血管内皮钙激活钾离子通道（KCa）介导的内皮依赖性超极化参与血流引起的血管舒张等生理适应反应和疾病时内皮功能障碍。AMPK对内皮KCa通道的调节不清楚。预实验结果提示刺激AMPK可能上调KCa通道的表达及活性。假设：血管内皮AMPK激活通过ERK5-MEF2-KLF2/4通路上调内皮KCa通道的表达，并通过直接磷酸化调节通道的功能。拟在正常和高脂饲料诱导的肥胖小鼠及AMPKα1或α2敲除小鼠的肠系膜阻力动脉上，以血流介导的舒张和血管张力变化为KCa通道功能指标，结合培养小鼠肠系膜动脉分支内皮细胞、人脐静脉内皮细胞和稳定表达人KCa通道的HEK293细胞系，应用膜片钳和分子生物学技术，阐明AMPK激活对血管内皮KCa通道表达的转录活化作用以及对通道蛋白的磷酸化激活作用与机制，为肥胖状态下KCa通道介导的舒张功能障碍提供依据，为临床应用AMPK激活作用的药物改善KCa通道功能障碍提供理论支持。

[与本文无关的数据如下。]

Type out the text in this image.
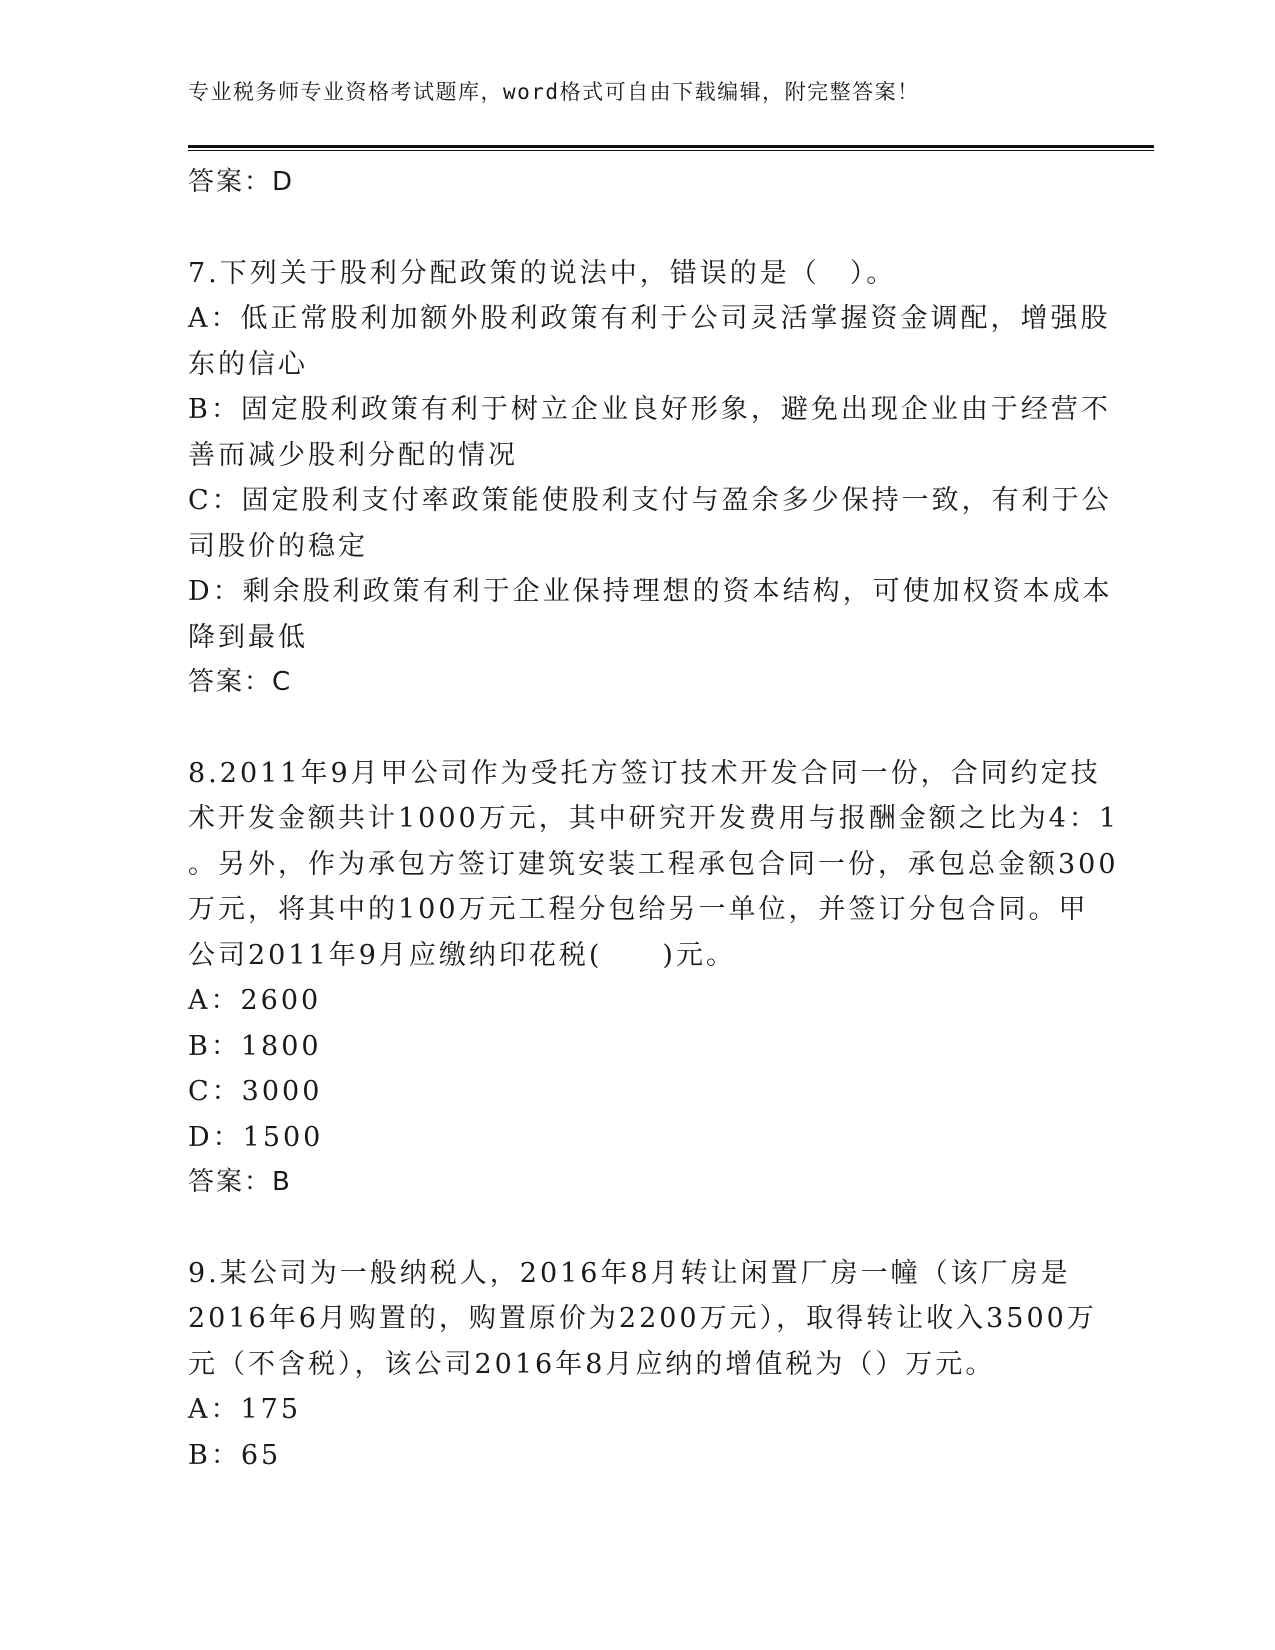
专业税务师专业资格考试题库，word格式可自由下载编辑，附完整答案！
答案：D
7.下列关于股利分配政策的说法中，错误的是（　）。
A：低正常股利加额外股利政策有利于公司灵活掌握资金调配，增强股
东的信心
B：固定股利政策有利于树立企业良好形象，避免出现企业由于经营不
善而减少股利分配的情况
C：固定股利支付率政策能使股利支付与盈余多少保持一致，有利于公
司股价的稳定
D：剩余股利政策有利于企业保持理想的资本结构，可使加权资本成本
降到最低
答案：C
8.2011年9月甲公司作为受托方签订技术开发合同一份，合同约定技
术开发金额共计1000万元，其中研究开发费用与报酬金额之比为4：1
。另外，作为承包方签订建筑安装工程承包合同一份，承包总金额300
万元，将其中的100万元工程分包给另一单位，并签订分包合同。甲
公司2011年9月应缴纳印花税(　　)元。
A：2600
B：1800
C：3000
D：1500
答案：B
9.某公司为一般纳税人，2016年8月转让闲置厂房一幢（该厂房是
2016年6月购置的，购置原价为2200万元），取得转让收入3500万
元（不含税），该公司2016年8月应纳的增值税为（）万元。
A：175
B：65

Endothelium-dependent hyperpolarization (EDH) is predominantly observed in resistance vessels and plays a role in the regulation of arterial blood pressure and cardiovascular homeostasis, such as flow-induced vasodilatation, reactive hyperemia, conducted vasodilation. Activation of endothelial intermediate- and small-conductance calcium-activated potassium channels (IKCa or KCa3.1 and SKCa, or KCa2.3 respectively) is characteristic of the EDH pathway. KCa3.1- and KCa2.3-mediated EDH is reduced with endothelial dysfunction, which develops with ageing, hypertension, and type 2 diabetes. Vascular adenosine monophosphate-activated protein kinase (AMPK) is now recognized as an attractive target in the treatment of vascular complications of obesity. However, whether KCa channels in endothelium are regulated by AMPK remains unclear. Primal study from our group indicates that AMPK is likely implicated in the regulation of KCa channels in endothelium. We hypothesize that the expression of KCa channels in endothelium would be upregulated by the activation of AMPK through ERK5-MEF2-KLF2/4 cascade, and the activity of KCa channels would be enhanced with direct phospholation by AMPK. The present project is designed to explore the modulation of KCa channels by AMPK and the underlying mechanism in mesenteric resistance arteries from normal mice, high fat diet induced obesity model as well as AMPKα1-/- and AMPKα2-/- mice via observing flow-mediated dilation in Pressure Myograph System and isometric tension in Multi Wire Myograph System. The effect of AMPK on KCa channels will be also examined in culture of endothelial cells from branches of the superior mesenteric artery (SMAECs), human umbilical vein endothelial cells (HUVECs) and HEK293 cells stably expressing KCa3.1 or KCa2.3 channels by using techniques of real-time PCR, Western blotting, immunoprecipitation, whole cell patch clamp, site-specific mutagenesis, respectively. The results will elucidate the role and mechanism of AMPK in the regulation of KCa channels, provide evidence for endothelial dysfunction-mediated by KCa channels in obesity, and support the clinical use of dugs acting through AMPK activation to restore impaired function of KCa channels.